Семен приглядывается к девочке. «Да, она уже не такая бледная, как была, и глаза смотрят веселее, и волосенки чистые, мягкие, блестят».

Прибежал Степка с собакой и тоже полез на колени к Семену.

Из-за «виллиса» вышел старшина Степан Иванович, остановился, скрестил руки на груди, усмехнулся:

— Ну, Семен, ты прямо как дома на завалинке с семейством расположился.

Дети прижались к Семену.

Старшина достал из кармана кусок сахара и протянул его ребятишкам.

— Если надо чего будет, обращайся прямо ко мне. Не знаю только, что начальство скажет, если узнает, что мы ребят с собой возим.

Ребята принялись собирать в траве мелкие цветочки и плести из них венки, однако короткие стебли рвались, но Семен нашелся — достал из кармана обрывок шпагата, и вот на голове у Любки уже красовался веночек.

— Семен Степанович, — услышал он знакомый голос.

Он оглянулся — по траве к ним торопливо шла Янкова Люба.

Приблизившись к девочке, она наклонилась и поцеловала ее.

— Ох, плохи у вас дела, — проговорила она.

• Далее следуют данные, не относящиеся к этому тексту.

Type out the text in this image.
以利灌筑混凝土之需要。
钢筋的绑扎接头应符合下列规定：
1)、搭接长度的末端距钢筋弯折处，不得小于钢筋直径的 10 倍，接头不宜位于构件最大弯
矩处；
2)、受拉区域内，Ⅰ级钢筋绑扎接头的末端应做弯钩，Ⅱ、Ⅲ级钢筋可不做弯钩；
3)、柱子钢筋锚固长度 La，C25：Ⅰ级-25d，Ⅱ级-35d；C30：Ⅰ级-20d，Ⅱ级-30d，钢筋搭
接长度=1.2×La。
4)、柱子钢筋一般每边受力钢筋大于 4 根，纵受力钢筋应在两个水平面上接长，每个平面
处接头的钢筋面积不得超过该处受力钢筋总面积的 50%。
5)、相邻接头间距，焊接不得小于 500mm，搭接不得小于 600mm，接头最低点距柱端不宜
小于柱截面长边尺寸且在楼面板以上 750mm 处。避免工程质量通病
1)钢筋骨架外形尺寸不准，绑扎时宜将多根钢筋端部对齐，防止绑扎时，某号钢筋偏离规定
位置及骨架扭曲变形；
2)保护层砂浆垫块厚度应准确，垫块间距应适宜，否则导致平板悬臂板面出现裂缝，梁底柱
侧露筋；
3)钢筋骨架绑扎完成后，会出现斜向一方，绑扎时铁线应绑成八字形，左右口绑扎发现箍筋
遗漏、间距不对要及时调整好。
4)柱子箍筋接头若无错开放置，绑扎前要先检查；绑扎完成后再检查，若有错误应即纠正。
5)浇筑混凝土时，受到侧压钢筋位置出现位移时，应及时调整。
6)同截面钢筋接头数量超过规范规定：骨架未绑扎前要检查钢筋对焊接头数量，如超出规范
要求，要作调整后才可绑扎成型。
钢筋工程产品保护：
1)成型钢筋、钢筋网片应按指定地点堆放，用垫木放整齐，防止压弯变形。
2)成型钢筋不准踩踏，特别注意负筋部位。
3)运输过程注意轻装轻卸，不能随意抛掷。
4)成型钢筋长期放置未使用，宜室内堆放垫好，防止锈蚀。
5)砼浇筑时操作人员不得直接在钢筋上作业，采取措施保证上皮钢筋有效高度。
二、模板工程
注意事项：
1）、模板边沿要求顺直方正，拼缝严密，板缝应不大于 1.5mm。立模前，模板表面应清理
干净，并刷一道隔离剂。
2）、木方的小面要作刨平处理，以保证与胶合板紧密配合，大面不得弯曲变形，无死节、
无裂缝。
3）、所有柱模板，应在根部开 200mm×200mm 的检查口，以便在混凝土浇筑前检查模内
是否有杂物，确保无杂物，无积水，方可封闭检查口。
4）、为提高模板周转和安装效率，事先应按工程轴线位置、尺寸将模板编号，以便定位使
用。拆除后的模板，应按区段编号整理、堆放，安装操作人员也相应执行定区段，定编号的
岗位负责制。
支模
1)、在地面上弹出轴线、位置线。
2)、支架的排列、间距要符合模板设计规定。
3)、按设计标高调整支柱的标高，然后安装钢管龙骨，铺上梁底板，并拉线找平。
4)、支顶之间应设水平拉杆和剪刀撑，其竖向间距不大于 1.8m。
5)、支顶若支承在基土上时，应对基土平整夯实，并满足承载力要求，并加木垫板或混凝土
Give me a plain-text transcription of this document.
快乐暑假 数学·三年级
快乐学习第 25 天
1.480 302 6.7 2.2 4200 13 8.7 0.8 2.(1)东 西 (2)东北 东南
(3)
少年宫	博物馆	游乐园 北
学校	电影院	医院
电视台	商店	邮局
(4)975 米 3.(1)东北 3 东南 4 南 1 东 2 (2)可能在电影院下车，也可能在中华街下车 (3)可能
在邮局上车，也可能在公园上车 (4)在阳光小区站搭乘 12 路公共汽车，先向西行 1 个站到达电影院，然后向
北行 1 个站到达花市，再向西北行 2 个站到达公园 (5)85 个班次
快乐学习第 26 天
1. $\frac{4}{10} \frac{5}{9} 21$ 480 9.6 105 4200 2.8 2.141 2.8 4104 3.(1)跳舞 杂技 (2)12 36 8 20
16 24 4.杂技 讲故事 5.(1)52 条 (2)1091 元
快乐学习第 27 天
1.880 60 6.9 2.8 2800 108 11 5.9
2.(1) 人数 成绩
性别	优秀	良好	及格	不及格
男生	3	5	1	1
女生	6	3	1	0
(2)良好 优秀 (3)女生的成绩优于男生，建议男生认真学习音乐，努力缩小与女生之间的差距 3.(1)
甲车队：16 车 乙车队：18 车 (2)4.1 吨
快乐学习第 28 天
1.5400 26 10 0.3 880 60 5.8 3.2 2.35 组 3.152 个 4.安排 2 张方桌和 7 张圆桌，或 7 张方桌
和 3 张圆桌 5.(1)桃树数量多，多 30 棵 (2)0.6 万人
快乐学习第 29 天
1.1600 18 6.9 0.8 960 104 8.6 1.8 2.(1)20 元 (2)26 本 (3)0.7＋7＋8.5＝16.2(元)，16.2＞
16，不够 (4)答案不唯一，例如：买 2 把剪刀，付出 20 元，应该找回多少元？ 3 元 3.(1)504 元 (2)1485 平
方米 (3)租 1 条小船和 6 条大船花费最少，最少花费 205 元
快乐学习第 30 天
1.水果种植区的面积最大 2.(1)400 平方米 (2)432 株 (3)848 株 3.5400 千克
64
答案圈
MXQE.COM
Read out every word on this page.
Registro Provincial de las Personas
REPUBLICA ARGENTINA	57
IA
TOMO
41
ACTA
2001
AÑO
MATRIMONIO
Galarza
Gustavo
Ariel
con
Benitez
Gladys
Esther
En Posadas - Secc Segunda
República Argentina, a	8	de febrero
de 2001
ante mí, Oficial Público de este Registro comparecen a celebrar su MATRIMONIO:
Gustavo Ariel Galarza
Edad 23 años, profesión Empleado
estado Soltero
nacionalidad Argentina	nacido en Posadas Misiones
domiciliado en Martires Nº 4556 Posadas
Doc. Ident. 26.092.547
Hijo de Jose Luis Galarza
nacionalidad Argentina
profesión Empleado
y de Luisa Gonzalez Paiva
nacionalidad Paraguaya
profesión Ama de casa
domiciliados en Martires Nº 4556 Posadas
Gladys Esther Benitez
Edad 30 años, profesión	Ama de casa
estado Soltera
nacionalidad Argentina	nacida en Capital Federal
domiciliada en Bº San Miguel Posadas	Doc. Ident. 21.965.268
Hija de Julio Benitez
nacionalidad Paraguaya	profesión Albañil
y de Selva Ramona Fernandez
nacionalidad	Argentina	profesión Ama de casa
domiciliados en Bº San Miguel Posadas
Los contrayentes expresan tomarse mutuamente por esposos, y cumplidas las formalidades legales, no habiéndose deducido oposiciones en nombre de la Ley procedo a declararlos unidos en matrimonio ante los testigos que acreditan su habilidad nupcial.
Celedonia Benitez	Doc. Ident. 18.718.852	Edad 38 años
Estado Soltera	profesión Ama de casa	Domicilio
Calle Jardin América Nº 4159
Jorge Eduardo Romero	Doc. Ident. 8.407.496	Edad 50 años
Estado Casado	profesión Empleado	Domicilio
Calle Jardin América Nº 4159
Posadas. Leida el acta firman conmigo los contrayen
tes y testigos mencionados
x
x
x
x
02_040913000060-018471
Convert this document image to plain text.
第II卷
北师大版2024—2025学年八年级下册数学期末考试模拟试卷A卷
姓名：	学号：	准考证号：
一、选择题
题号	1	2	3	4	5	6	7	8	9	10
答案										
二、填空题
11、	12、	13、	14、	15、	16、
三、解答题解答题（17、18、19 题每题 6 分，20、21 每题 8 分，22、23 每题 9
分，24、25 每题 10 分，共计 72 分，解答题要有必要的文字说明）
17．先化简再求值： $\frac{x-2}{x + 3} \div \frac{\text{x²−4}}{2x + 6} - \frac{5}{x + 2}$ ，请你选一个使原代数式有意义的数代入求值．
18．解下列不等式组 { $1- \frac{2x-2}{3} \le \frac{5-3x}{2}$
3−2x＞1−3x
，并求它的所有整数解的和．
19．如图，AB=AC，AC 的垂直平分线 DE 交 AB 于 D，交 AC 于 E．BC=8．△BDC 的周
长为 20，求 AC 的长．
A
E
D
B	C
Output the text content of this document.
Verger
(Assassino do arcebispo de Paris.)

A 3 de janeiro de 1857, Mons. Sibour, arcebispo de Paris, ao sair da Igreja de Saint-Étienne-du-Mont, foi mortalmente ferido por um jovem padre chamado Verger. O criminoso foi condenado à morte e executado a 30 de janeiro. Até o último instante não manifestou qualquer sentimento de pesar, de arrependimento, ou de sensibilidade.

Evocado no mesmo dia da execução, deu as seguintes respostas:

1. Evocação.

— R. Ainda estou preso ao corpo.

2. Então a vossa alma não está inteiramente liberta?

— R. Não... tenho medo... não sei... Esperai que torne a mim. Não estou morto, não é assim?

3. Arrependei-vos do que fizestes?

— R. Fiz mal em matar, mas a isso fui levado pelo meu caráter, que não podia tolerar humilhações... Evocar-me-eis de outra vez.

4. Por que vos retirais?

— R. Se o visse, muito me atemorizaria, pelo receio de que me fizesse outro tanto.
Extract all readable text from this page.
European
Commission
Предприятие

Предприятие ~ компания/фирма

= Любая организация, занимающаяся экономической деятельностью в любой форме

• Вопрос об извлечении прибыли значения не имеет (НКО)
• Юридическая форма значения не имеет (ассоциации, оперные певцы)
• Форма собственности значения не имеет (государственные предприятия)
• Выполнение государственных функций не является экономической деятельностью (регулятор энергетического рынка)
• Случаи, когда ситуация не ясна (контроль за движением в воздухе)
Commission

Семен непонимающе уставился на Любу.

У сквера остановился легковой автомобиль, из него вышел Борис Полевой, корреспондент «Правды», и окликнул расстроенную Любу:

— В чем дело, партизанская семья, с Янко что-нибудь случилось?

— Нет.

— Что же тогда?

— Да вот у них, — она кивнула на ребят, — в Праге немцы бесчинствуют, убивают людей, когда уже ясен исход войны, товарищ подполковник.

— Не плачь, я понимаю, что душа у тебя чехословацкая, ничего, скоро узнаешь большую новость.

— Какую же? — Люба подошла ближе.

— Тебя вызывают в штаб… А ребята твои, что ли?

Люба молча отвернулась, и вместо нее ответил Семен, встав «смирно»:

— Мои, товарищ подполковник.

— Откуда же тебе их прислали?

— В лесу нашел.

Полевой потрепал девочку по щеке, и она спряталась за Семена, украдкой оттуда выглядывая.

— А ну покажись, что ты за солдат! — И он поправил Степке пилотку. — Откуда ты?

— Из Чехословакии! — смело, как учил его Семен, отвечал Степка.

— Соскучились мы по детям, — задумчиво проговорил Полевой. — Поиграть бы с ними, а танки отправить на переплавку и наделать бы из них тракторов!

— Так-то оно так, да видите, что творится в Праге, — вздохнул Семен.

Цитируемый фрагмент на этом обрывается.